As an Air Force lab technician at Camp Tallil in southern Iraq, Wesley Archuleta had the task of burning medical waste — body parts, surgical remains and blood bags that would “go off like grenades” in the flames.
Fifty feet from where he deposited his grisly loads, workers fed an open-air burn pit with just about anything imaginable from the modern battlefield: chemicals, weapons, munitions, metals and plastics.
“You name it, they burned it,” said Archuleta, 47, of San Antonio, who suffers from tremors, a chronic cough and shortness of breath.

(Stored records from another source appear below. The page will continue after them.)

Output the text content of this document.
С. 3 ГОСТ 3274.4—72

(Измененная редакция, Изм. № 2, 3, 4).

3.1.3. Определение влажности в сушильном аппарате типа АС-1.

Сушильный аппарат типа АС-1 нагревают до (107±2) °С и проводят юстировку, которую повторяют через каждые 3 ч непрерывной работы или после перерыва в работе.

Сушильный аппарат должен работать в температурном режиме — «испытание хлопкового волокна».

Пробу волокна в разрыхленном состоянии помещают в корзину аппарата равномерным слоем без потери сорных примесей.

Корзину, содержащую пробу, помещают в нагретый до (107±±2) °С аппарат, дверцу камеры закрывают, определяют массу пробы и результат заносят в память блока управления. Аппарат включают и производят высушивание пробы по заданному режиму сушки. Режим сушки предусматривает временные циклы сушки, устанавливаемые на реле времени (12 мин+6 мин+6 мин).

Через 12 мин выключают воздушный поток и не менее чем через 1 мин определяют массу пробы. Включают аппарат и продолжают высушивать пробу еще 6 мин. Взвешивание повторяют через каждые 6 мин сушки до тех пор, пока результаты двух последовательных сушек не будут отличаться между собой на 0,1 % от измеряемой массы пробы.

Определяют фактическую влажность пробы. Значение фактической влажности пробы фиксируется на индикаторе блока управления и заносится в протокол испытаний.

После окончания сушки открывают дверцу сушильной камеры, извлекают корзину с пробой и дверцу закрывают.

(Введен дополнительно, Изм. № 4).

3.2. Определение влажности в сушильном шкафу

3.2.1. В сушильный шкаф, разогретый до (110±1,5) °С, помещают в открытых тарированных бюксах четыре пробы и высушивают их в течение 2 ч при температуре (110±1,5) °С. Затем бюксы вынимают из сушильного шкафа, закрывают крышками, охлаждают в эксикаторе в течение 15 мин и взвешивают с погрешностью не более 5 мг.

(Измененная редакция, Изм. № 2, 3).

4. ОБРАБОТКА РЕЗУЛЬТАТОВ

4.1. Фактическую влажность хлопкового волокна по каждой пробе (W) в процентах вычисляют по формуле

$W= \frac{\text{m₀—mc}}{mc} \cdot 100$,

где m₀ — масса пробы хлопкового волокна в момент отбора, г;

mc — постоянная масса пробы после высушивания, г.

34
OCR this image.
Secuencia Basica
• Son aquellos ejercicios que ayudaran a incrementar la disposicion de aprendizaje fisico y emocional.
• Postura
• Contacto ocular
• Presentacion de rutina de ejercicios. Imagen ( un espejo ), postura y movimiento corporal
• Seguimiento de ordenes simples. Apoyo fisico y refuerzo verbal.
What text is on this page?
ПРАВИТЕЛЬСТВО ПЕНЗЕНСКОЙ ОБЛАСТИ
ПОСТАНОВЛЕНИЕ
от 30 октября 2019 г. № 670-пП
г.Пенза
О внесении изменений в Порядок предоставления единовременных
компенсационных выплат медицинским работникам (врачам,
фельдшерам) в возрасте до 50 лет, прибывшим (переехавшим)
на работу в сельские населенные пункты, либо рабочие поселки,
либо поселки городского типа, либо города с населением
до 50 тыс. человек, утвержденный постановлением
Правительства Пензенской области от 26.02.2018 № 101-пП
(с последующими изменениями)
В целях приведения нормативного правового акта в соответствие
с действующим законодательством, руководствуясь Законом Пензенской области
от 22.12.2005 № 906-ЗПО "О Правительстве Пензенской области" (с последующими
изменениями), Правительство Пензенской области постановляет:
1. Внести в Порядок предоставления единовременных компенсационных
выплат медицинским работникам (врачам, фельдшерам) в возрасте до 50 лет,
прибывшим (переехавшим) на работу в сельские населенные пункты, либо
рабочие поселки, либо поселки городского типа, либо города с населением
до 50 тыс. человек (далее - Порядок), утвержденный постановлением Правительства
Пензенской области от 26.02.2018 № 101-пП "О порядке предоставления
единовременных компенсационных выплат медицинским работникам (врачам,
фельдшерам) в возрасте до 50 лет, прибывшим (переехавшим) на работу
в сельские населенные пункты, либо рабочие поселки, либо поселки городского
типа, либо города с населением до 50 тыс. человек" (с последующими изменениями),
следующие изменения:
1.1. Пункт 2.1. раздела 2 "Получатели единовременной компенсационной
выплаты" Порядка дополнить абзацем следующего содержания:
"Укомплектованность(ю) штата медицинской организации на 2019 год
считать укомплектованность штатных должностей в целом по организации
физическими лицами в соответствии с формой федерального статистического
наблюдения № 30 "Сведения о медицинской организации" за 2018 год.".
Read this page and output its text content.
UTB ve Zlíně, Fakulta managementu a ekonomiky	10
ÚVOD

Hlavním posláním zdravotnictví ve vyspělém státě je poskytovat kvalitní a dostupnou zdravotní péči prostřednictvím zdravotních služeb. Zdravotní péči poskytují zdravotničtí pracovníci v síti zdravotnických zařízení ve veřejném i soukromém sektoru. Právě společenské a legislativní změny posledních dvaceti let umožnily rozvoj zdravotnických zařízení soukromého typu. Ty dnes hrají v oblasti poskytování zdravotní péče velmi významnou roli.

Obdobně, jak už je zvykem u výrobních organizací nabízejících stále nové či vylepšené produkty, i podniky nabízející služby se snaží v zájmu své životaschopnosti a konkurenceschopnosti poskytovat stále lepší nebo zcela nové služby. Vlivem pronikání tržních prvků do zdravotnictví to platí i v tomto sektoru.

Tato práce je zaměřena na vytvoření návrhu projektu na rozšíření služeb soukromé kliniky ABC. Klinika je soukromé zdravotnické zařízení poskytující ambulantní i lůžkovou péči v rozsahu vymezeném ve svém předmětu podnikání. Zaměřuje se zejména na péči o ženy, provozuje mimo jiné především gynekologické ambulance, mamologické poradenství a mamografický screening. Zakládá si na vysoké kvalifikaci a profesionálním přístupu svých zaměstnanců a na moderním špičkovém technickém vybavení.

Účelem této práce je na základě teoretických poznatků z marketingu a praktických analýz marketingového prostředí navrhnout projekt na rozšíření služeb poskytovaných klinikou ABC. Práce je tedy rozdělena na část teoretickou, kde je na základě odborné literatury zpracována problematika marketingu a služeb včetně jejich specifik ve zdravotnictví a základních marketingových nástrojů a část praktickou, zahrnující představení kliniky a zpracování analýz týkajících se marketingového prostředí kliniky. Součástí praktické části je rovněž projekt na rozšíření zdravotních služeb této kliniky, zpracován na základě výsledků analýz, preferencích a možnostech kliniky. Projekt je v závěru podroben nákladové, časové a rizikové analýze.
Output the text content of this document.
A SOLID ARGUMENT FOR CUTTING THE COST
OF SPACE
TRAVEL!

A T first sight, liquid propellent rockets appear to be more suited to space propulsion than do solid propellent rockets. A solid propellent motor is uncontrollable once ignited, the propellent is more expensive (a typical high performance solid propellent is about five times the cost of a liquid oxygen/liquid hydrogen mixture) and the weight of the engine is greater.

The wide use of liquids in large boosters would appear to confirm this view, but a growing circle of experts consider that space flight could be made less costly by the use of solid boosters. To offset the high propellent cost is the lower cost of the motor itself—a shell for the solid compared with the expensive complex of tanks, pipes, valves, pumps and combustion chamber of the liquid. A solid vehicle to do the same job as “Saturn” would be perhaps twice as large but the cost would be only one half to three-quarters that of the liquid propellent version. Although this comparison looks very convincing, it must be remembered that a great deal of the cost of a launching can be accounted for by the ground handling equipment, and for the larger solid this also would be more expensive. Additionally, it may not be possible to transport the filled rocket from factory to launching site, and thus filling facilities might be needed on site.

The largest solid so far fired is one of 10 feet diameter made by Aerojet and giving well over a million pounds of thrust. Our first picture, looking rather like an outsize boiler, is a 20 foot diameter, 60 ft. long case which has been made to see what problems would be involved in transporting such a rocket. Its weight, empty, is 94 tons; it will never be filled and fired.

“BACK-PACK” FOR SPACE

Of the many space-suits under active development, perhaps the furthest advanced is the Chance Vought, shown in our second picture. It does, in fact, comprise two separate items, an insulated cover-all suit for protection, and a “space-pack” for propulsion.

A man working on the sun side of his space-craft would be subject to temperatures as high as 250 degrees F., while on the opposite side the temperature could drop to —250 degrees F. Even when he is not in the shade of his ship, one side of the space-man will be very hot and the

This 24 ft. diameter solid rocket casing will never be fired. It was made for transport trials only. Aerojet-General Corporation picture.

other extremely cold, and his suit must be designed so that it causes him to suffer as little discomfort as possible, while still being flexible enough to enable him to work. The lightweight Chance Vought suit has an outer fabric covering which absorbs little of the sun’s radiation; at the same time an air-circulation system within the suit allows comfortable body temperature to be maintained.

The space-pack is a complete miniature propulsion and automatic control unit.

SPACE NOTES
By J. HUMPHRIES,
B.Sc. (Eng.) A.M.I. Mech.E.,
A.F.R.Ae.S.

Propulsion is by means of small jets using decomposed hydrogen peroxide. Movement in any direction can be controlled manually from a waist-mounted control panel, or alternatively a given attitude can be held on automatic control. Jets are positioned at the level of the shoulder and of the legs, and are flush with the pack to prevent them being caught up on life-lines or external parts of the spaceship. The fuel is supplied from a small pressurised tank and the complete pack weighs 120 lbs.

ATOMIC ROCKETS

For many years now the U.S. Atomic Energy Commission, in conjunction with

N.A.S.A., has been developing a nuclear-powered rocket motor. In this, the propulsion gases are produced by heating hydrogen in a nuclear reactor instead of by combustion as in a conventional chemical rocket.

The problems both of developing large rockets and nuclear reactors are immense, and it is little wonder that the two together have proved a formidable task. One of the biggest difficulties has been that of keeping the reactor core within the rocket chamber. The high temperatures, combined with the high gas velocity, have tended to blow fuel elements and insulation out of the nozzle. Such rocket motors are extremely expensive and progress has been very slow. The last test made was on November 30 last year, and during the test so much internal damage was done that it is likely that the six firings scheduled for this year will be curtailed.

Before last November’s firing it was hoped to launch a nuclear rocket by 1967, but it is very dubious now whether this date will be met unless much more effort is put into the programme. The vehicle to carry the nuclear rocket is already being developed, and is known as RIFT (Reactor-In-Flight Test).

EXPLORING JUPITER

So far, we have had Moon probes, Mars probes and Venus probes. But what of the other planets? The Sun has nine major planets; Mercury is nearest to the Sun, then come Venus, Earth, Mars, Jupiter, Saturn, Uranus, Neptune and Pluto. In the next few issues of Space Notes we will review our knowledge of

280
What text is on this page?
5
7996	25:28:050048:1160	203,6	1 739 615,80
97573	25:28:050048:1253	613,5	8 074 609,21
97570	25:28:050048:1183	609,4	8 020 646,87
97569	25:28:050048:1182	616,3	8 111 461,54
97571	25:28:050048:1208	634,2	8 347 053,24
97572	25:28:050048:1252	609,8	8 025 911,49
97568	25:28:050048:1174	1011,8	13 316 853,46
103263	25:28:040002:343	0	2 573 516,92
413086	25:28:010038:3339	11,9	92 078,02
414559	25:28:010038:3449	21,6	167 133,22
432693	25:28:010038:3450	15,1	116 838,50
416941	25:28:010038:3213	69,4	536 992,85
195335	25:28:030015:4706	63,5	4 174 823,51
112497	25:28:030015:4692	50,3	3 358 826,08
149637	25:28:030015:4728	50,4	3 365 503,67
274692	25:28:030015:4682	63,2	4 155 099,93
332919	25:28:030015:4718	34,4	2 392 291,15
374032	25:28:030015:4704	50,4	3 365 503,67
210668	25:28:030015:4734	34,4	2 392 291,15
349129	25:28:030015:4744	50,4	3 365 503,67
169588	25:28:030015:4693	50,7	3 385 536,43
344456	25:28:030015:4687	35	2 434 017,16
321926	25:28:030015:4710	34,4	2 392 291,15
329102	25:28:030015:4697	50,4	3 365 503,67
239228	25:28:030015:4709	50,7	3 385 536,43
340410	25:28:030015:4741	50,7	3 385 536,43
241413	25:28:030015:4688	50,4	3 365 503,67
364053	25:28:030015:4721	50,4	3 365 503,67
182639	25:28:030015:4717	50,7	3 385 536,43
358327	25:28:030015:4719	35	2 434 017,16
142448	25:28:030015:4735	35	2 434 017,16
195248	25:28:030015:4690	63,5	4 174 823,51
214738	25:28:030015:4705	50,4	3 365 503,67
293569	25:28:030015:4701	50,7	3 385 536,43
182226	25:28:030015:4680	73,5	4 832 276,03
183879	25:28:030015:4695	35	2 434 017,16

Enrique Diaz, of Houston, an Air Force engineer deployed at Camp Speicher in Northern Iraq, would watch as contractors backed up to a burn pit a quarter-mile from where he slept to deposit chemicals, plastics and assorted waste.
The VA says the most frequently claimed ailments from burn pits exposure are asthma, chronic bronchitis, allergic rhinitis, chronic obstructive pulmonary disease and sleep apnea.
The VA’s burn pits registry measured participants by their ability to perform five activities, the most strenuous of which was running or jogging a mile and the least strenuous was walking ten steps. More than one-third reported difficulty completing all five.
A Pentagon-supported study this year examining the health of 75,000 veterans who fought in Iraq and Afghanistan found a 24-30 percent higher risk of new-onset asthma than those without combat experience. Hispanic men and women had an even higher rate of asthma.
In a study published this spring, impurities were found in the lungs of mice given droplets of water with dust from near an Iraq burn pit. “When you look at the mouse lungs under the microscope, what you see is identical to what you see in soldiers’ lungs,” said Dr. Anthony Szema, a professor at Zucker Medical School at Hofstra University.
Diaz’s worsening health problems led to his separation from the military for asthma. Diaz, 44, who could run six miles a decade ago, now takes three asthma medications and suffers from headaches and a sinus condition that landed him in emergency rooms this spring.
Like thousands of others who served in Iraq and Afghanistan, the Texans are pressing the Department of Veterans Affairs to acknowledge that their health problems stemmed from haphazard burning and grant them the care and the benefits that accompany service-connected injury.